Era novembro de 2014. Primeiro fim de semana. Plena campanha da Dilma. Fim de tarde na RPPN dele, a Linda Serra dos Topázios. Jaime e eu começamos a conversar sobre a falta que fazia termos acesso a um veículo independente e democrático de informação.

Resolvemos fundar o nosso. Um espaço não comercial, de resistência. Mais um trabalho de militância, voluntário, por suposto. Jaime propôs um jornal; eu, uma revista. O nome eu escolhi (ele queria Bacurau). Dividimos as tarefas. A capa ficou com ele, a linha editorial também.

Correr atrás da grana ficou por minha conta. A paleta de cores, depois de larga prosa, Jaime fechou questão – “nossas cores vão ser o vermelho e o amarelo, porque revista tem que ter cor de luta, cor vibrante” (eu queria verde-floresta). Na paz, acabei enfiando um branco.

Fizemos a primeira edição da Xapuri lá mesmo, na Reserva, em uma noite. Optamos por centrar na pauta socioambiental. Nossa primeira capa foi sobre os povos indígenas isolados do Acre: ‘Isolados, Bravos, Livres: Um Brasil Indígena por Conhecer”. Depois de tudo pronto, Jaime inventou de fazer uma outra boneca, “porque toda revista tem que ter número zero”.
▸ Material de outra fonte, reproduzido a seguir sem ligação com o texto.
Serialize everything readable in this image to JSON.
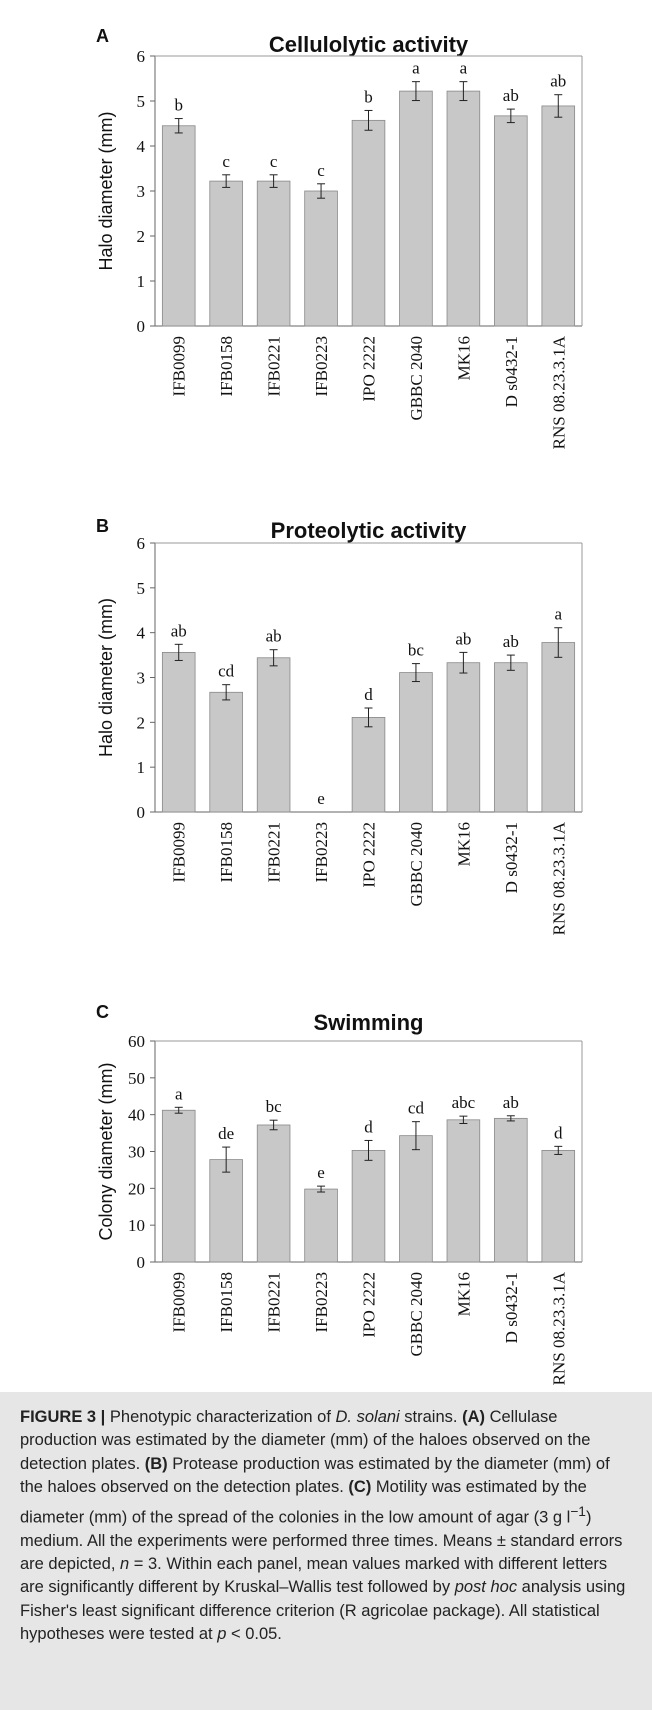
{
  "chart_data": [
    {
      "type": "bar",
      "panel": "A",
      "title": "Cellulolytic activity",
      "ylabel": "Halo diameter (mm)",
      "xlabel": "",
      "ylim": [
        0,
        6
      ],
      "yticks": [
        0,
        1,
        2,
        3,
        4,
        5,
        6
      ],
      "categories": [
        "IFB0099",
        "IFB0158",
        "IFB0221",
        "IFB0223",
        "IPO 2222",
        "GBBC 2040",
        "MK16",
        "D s0432-1",
        "RNS 08.23.3.1A"
      ],
      "values": [
        4.45,
        3.22,
        3.22,
        3.0,
        4.57,
        5.22,
        5.22,
        4.67,
        4.89
      ],
      "errors": [
        0.16,
        0.14,
        0.14,
        0.16,
        0.22,
        0.21,
        0.21,
        0.15,
        0.25
      ],
      "letters": [
        "b",
        "c",
        "c",
        "c",
        "b",
        "a",
        "a",
        "ab",
        "ab"
      ],
      "grid": false,
      "bar_color": "#c8c8c8"
    },
    {
      "type": "bar",
      "panel": "B",
      "title": "Proteolytic activity",
      "ylabel": "Halo diameter (mm)",
      "xlabel": "",
      "ylim": [
        0,
        6
      ],
      "yticks": [
        0,
        1,
        2,
        3,
        4,
        5,
        6
      ],
      "categories": [
        "IFB0099",
        "IFB0158",
        "IFB0221",
        "IFB0223",
        "IPO 2222",
        "GBBC 2040",
        "MK16",
        "D s0432-1",
        "RNS 08.23.3.1A"
      ],
      "values": [
        3.56,
        2.67,
        3.44,
        0,
        2.11,
        3.11,
        3.33,
        3.33,
        3.78
      ],
      "errors": [
        0.18,
        0.17,
        0.18,
        0,
        0.21,
        0.2,
        0.23,
        0.17,
        0.33
      ],
      "letters": [
        "ab",
        "cd",
        "ab",
        "e",
        "d",
        "bc",
        "ab",
        "ab",
        "a"
      ],
      "grid": false,
      "bar_color": "#c8c8c8"
    },
    {
      "type": "bar",
      "panel": "C",
      "title": "Swimming",
      "ylabel": "Colony diameter (mm)",
      "xlabel": "",
      "ylim": [
        0,
        60
      ],
      "yticks": [
        0,
        10,
        20,
        30,
        40,
        50,
        60
      ],
      "categories": [
        "IFB0099",
        "IFB0158",
        "IFB0221",
        "IFB0223",
        "IPO 2222",
        "GBBC 2040",
        "MK16",
        "D s0432-1",
        "RNS 08.23.3.1A"
      ],
      "values": [
        41.2,
        27.8,
        37.2,
        19.8,
        30.3,
        34.3,
        38.6,
        39.0,
        30.3
      ],
      "errors": [
        0.8,
        3.4,
        1.3,
        0.8,
        2.7,
        3.8,
        1.0,
        0.7,
        1.1
      ],
      "letters": [
        "a",
        "de",
        "bc",
        "e",
        "d",
        "cd",
        "abc",
        "ab",
        "d"
      ],
      "grid": false,
      "bar_color": "#c8c8c8"
    }
  ],
  "caption": {
    "label": "FIGURE 3 |",
    "intro": " Phenotypic characterization of ",
    "species": "D. solani",
    "intro_end": " strains. ",
    "a_label": "(A)",
    "a_text": " Cellulase production was estimated by the diameter (mm) of the haloes observed on the detection plates. ",
    "b_label": "(B)",
    "b_text": " Protease production was estimated by the diameter (mm) of the haloes observed on the detection plates. ",
    "c_label": "(C)",
    "c_text": " Motility was estimated by the diameter (mm) of the spread of the colonies in the low amount of agar (3 g l",
    "superscript": "−1",
    "c_text2": ") medium. All the experiments were performed three times. Means ± standard errors are depicted, ",
    "n_italic": "n",
    "stats_text": " = 3. Within each panel, mean values marked with different letters are significantly different by Kruskal–Wallis test followed by ",
    "post_hoc": "post hoc",
    "stats_text2": " analysis using Fisher's least significant difference criterion (R agricolae package). All statistical hypotheses were tested at ",
    "p_italic": "p",
    "p_text": " < 0.05."
  }
}
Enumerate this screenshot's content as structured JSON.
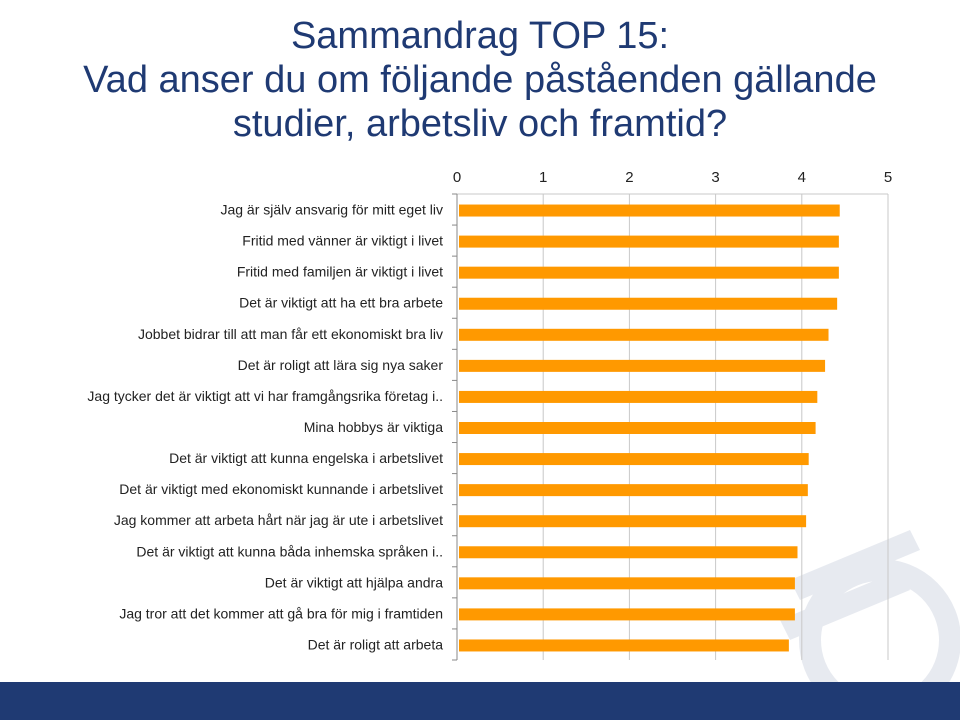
{
  "title_lines": [
    "Sammandrag TOP 15:",
    "Vad anser du om följande påståenden gällande",
    "studier, arbetsliv och framtid?"
  ],
  "colors": {
    "bar": "#ff9900",
    "title": "#1f3a73",
    "footer": "#1f3a73"
  },
  "chart_data": {
    "type": "bar",
    "orientation": "horizontal",
    "title": "",
    "xlabel": "",
    "ylabel": "",
    "xlim": [
      0,
      5
    ],
    "ticks": [
      "0",
      "1",
      "2",
      "3",
      "4",
      "5"
    ],
    "grid": true,
    "categories": [
      "Jag är själv ansvarig för mitt eget liv",
      "Fritid med vänner är viktigt i livet",
      "Fritid med familjen är viktigt i livet",
      "Det är viktigt att ha ett bra arbete",
      "Jobbet bidrar till att man får ett ekonomiskt bra liv",
      "Det är roligt att lära sig nya saker",
      "Jag tycker det är viktigt att vi har framgångsrika företag i..",
      "Mina hobbys är viktiga",
      "Det är viktigt att kunna engelska i arbetslivet",
      "Det är viktigt med ekonomiskt kunnande i arbetslivet",
      "Jag kommer att arbeta hårt när jag är ute i arbetslivet",
      "Det är viktigt att kunna båda inhemska språken i..",
      "Det är viktigt att hjälpa andra",
      "Jag tror att det kommer att gå bra för mig i framtiden",
      "Det är roligt att arbeta"
    ],
    "values": [
      4.44,
      4.43,
      4.43,
      4.41,
      4.31,
      4.27,
      4.18,
      4.16,
      4.08,
      4.07,
      4.05,
      3.95,
      3.92,
      3.92,
      3.85
    ]
  }
}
Dessa vez finquei pé, ficamos com a capa indígena. Voltei pra Brasília com a boneca praticamente pronta e com a missão de dar um jeito de imprimir. Nos dias seguintes, o Jaime veio pra Formosa, pra convencer minha irmã Lúcia a revisar a revista, “de grátis”. Com a primeira revista impressa, a próxima tarefa foi montar o Conselho Editorial.

Jaime fez questão de visitar, explicar o projeto e convidar pessoalmente cada conselheiro e cada conselheira (até a doença agravar, nos seus últimos meses de vida, nunca abriu mão dessa tarefa). Daqui rumamos pra Goiânia, para convidar o arqueólogo Altair Sales Barbosa, nosso primeiro conselheiro. “O mais sabido de nóis,” segundo o Jaime.

Trilhamos uma linda jornada. Em 80 meses, Jaime fez questão de decidir, mensalmente, o tema da capa e, quase sempre, escrever ele mesmo. Às vezes, ligava pra falar da ótima ideia que teve, às vezes sumia e, no dia certo, lá vinha o texto pronto, impecável.

Na sexta-feira, 9 de julho, quando preparávamos a Xapuri 81, pela primeira vez em sete anos, ele me pediu para cuidar de tudo. Foi uma conversa triste, ele estava agoniado com os rumos da doença e com a tragédia que o Brasil enfrentava. Não falamos em morte, mas eu sabia que era o fim.

Hoje, cá estamos nós, sem as capas do Jaime, sem as pautas do Jaime, sem o linguajar do Jaime, sem o jaimês da Xapuri, mas na labuta, firmes na resistência. Mês sim, mês sim de novo, como você sonhava, Jaiminho, carcamos porva e, enfim, chegamos à nossa edição número 100. E, depois da Xapuri 100, como era desejo seu, a gente segue esperneando.

Fica tranquilo, camarada, que por aqui tá tudo direitim.